Contact Lawrence Kelley with any problems, comments or criticisms

Interpreting your 3D-PSSM results

  • Overview
  • How do I view the models?
  • When should I trust the results?
  • Multi-domain proteins
  • Detailed Help
  • Overview

    Your protein query sequence is processed by 3D-PSSM in several stages.

  • Step 1. Running Psi-Blast.
  • Your query sequence is scanned against an up-to-date sequence library to detect sequence homologues and to generate a sequence profile for your protein. On the results pages is a button labelled "View Multiple Sequence Alignment" Clicking this button opens a window looking something like this:

    Please note this is not a true multiple sequence alignment, but instead it is a pseudo alignment based on all the pairwise alignments generated by PSI-Blast.

  • Step 2. Predicting Secondary Structure.
  • The program PSI-Pred is used to generate a 3-state prediction (Helix/Strand/Coil) for your protein. This information is used later in the full structural search and is presented on the main results page for convenience.

  • Step 3. Functional Keyword Assessment.
  • Again, the PSI-Blast results are filtered and keyword information extracted. This is to provide some level of human-readable functional information about your protein.

  • Step 4. 3D-PSSM itself: Scanning the library.
  • The query sequence and its profile and secondary structure prediction are scanned against the up-to-date fold library and the top 20 highest scoring structural matches are presented in a table. Various columns will now be described in turn.

    Fold Library

    Each entry in the library is either a SCOP-defined domain, or a whole PDB chain. SCOP-defined domains are designated as d[pdbcode][chain][region]. In the case shown below, this is a SCOP-defined domain from PDB code 1cf7 for all of chain a.

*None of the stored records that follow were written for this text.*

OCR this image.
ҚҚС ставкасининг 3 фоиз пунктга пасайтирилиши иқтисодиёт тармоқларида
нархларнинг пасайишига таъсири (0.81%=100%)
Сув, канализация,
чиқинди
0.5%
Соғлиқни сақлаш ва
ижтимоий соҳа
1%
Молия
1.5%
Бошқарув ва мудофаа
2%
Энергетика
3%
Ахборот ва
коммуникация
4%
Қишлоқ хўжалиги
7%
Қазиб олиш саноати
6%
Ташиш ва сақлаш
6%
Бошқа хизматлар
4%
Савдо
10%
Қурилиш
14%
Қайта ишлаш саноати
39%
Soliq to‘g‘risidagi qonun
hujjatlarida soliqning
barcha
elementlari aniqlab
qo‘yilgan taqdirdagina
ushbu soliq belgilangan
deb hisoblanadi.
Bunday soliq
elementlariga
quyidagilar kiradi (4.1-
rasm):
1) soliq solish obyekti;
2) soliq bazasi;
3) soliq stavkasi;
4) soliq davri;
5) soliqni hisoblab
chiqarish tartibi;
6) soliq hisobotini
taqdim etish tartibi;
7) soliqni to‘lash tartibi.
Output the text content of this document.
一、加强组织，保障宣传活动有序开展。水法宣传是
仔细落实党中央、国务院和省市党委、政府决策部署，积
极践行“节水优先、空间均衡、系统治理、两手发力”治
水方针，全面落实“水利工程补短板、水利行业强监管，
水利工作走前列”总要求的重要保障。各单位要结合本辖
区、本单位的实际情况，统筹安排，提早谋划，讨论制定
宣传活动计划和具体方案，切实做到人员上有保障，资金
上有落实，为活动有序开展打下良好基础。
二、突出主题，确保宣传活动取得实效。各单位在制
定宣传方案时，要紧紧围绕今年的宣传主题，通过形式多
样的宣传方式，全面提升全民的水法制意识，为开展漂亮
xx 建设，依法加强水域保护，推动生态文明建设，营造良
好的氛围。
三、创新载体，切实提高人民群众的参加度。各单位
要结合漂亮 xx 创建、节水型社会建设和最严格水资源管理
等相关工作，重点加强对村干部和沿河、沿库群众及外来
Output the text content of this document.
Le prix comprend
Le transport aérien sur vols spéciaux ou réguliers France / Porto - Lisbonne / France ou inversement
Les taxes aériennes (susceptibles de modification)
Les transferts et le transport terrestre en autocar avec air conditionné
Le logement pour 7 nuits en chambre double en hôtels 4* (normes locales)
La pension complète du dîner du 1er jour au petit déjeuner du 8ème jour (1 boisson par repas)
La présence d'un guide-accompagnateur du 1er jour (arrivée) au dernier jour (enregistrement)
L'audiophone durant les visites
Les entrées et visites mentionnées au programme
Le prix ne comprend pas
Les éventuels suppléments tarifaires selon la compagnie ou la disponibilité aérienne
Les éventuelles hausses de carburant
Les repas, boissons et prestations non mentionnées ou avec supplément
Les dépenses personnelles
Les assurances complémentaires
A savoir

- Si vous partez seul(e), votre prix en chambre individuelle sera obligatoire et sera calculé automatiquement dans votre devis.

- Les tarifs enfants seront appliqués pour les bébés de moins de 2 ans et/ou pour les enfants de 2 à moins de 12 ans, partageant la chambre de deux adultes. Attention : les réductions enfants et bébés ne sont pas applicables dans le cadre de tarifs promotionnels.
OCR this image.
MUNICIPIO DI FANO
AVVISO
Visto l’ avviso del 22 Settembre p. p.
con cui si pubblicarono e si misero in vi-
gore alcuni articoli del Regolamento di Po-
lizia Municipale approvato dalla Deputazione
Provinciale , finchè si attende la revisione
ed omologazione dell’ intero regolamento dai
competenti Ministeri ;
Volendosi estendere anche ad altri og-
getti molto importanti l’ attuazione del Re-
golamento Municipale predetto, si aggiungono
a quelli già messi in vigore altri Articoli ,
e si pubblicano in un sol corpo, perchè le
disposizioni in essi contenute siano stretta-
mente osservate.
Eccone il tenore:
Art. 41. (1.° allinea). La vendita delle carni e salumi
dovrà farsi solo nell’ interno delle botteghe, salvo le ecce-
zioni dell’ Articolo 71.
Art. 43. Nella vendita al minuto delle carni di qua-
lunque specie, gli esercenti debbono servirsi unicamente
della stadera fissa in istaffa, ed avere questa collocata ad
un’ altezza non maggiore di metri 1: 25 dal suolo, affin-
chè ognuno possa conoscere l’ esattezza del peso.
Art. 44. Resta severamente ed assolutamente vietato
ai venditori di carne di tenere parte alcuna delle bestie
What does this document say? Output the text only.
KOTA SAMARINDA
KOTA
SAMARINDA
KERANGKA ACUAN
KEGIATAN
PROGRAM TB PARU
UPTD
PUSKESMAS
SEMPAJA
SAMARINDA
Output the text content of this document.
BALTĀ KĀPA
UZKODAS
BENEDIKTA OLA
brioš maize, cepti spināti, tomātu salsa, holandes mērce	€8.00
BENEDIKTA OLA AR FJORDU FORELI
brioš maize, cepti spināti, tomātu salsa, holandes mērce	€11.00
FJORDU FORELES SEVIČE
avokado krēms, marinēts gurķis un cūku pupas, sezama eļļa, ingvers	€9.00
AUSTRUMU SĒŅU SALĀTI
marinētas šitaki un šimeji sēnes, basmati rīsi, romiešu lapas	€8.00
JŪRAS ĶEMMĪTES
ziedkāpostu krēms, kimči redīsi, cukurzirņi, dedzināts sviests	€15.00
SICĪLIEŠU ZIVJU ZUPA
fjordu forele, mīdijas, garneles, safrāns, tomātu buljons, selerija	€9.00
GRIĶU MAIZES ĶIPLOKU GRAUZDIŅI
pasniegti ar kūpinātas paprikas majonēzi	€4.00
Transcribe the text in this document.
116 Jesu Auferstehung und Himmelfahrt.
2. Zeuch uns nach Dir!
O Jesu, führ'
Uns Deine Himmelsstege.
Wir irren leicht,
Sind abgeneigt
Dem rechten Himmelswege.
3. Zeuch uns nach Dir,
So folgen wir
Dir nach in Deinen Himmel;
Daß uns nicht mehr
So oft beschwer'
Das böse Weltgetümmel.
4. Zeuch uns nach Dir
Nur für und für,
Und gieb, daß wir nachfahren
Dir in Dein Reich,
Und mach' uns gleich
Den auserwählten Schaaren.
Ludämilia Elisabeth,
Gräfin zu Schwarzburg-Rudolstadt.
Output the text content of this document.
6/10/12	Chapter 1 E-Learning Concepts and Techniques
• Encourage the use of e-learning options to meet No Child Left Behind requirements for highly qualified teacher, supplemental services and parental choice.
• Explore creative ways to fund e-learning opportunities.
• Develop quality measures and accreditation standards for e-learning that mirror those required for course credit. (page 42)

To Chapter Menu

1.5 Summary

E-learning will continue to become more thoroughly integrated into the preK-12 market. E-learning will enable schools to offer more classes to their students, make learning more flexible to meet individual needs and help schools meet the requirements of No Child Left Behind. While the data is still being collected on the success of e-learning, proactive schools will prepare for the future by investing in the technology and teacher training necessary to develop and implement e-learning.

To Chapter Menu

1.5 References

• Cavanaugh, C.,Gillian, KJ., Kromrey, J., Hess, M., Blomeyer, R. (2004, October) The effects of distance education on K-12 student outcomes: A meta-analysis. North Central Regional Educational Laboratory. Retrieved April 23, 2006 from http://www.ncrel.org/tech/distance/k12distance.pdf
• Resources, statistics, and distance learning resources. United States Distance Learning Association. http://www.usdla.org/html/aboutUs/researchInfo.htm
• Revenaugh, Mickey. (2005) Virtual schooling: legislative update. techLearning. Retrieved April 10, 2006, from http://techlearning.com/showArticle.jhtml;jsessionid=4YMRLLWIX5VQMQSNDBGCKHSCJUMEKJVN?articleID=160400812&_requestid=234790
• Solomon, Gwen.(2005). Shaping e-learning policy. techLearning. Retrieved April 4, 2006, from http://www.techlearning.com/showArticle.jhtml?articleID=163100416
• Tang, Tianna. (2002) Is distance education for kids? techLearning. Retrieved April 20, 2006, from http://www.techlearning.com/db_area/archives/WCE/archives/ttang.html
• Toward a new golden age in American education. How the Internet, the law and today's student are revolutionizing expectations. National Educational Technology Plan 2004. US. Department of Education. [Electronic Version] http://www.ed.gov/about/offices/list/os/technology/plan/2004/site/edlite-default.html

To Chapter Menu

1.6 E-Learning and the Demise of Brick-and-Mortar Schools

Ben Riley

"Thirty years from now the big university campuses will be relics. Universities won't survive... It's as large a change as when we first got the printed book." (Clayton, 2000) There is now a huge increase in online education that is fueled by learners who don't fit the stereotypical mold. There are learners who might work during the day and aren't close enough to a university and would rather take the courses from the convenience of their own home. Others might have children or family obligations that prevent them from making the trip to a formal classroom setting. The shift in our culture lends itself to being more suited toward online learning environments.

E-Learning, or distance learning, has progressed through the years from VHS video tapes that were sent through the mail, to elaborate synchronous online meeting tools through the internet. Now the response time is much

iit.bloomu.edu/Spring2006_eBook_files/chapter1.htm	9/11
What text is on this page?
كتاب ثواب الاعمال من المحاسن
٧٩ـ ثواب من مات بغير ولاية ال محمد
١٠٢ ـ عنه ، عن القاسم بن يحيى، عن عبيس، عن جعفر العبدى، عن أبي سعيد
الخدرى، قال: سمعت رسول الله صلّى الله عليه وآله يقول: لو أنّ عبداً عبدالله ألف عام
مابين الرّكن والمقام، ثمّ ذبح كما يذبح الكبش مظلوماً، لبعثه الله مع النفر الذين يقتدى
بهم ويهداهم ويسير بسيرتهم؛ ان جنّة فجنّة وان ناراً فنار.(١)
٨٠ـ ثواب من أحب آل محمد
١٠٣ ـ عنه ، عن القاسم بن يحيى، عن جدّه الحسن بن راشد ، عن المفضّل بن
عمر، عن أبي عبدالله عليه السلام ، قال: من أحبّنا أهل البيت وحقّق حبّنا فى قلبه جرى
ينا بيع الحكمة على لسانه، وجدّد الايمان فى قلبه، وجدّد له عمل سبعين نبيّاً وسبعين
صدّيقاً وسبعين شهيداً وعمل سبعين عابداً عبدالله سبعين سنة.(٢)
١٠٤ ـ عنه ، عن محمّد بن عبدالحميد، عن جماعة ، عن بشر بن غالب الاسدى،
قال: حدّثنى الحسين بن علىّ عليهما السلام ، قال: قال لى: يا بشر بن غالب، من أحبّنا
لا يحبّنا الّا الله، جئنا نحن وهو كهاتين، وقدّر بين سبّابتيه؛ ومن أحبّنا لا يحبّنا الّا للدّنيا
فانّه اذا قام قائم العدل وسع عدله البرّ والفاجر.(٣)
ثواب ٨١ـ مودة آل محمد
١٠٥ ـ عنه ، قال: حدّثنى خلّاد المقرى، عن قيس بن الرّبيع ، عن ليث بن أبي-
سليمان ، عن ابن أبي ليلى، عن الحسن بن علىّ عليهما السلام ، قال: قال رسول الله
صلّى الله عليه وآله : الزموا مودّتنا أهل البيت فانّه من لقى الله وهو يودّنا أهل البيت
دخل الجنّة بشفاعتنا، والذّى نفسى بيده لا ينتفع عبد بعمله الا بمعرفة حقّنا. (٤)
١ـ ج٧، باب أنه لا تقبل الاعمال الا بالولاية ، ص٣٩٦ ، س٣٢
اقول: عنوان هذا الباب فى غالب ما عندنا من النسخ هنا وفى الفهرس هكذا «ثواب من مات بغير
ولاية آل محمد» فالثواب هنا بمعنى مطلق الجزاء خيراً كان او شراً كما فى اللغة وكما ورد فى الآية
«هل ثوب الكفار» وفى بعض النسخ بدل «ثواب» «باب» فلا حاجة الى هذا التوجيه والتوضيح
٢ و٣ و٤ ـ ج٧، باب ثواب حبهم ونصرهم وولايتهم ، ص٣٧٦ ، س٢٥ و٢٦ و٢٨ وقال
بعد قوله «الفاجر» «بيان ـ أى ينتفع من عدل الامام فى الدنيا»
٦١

    In addition, whole PDB chains are added to the library when it is automatically updated. These codes begin with a 'c.

    Model

    The models generated by 3D-PSSM are simple mappings from the coordinates of the template structure and the query sequence residues aligned to them. If a confident hit is found, the model is further enhanced by the addition of sidechains using the SCWRL algorithm

    How to view the models is dependent upon the computing platform you are using. On a PC or Mac platforms you should download the FREE Chime Plug-in from www.mdlchime.com and most things should work fine. On Linux or Unix you should download Rasmol and set it up as described in "Detailed Help"

    E-value

    The E-value is the measure of confidence in the prediction.

    Text Matching

    Two systems for matching functional keywords between your query protein sequence and template structures are used: SAWTED and Biotext. As with ordinary E-values, the closer this score is to zero, the better the textual match. Clicking on the Sawted or Biotext boxes will tell you the shared keywords.

    Structure/Function Classification

    The classification of the template protein that best matches your query is shown.

    Multi-domain proteins

    3D-PSSM works by finding the best structural match to some region of your query sequence. Often this may mean 3D-PSSM finds a confident hit, but only to one portion of your query sequence. If this is the case, it is worth chopping out the remaining, unassigned region of your query and resubmitting this to the server.

    In the near future some of this process will be automated, and the server will attempt to automatically detect multiple domains in your sequence.

    When should I trust the results?

    This is a difficult question to answer. Issues of relevance are:

  • E-value
  • Text matching score
  • Alignment quality
  • 3D model quality

    The E-values returned by 3D-PSSM are quite reliable, but occasionally false positives will appear. A much more common case is where 3D-PSSM has found an appropriate structural match, but the E-value is insignificant. This is where looking at other features such as the alignment can be important.

    The text scores can sometimes indicate a correct hit lower down the table. As the text matching uses a quite different source of information to the sequence/structure matching, it can provide novel information. To some extent this is incorporated into the ranking already - confident text matching scores can move structures up the ranking. Looking at the keywords that are common between the query and template is always a good idea.

    If the alignment is not too "gappy" and the secondary structure types align reasonably well, this is a sign of a decent alignment. The hydrophobic "core" residues of the template structure are colour-coded and numerically labelled in the alignment view. If these residues are not aligned to hydrophobic residues in the query, this can be a sign of trouble. Also, be wary of broken hydrophobic beta strands.

    Finally, model quality. The models are annotated with the length and position of insertions and deletions. If a large deletion of the template structure is seen and the distance between the endpoints of the deletion cannot be bridged by neighbouring residues, this can also be a sign of trouble. However, often the choice of template may be correct, but the alignment may be wrong. This is a difficult call.

    In summary, there are no hard and fast rules, but looking at all the sources of information together, including biological knowledge, is the best policy.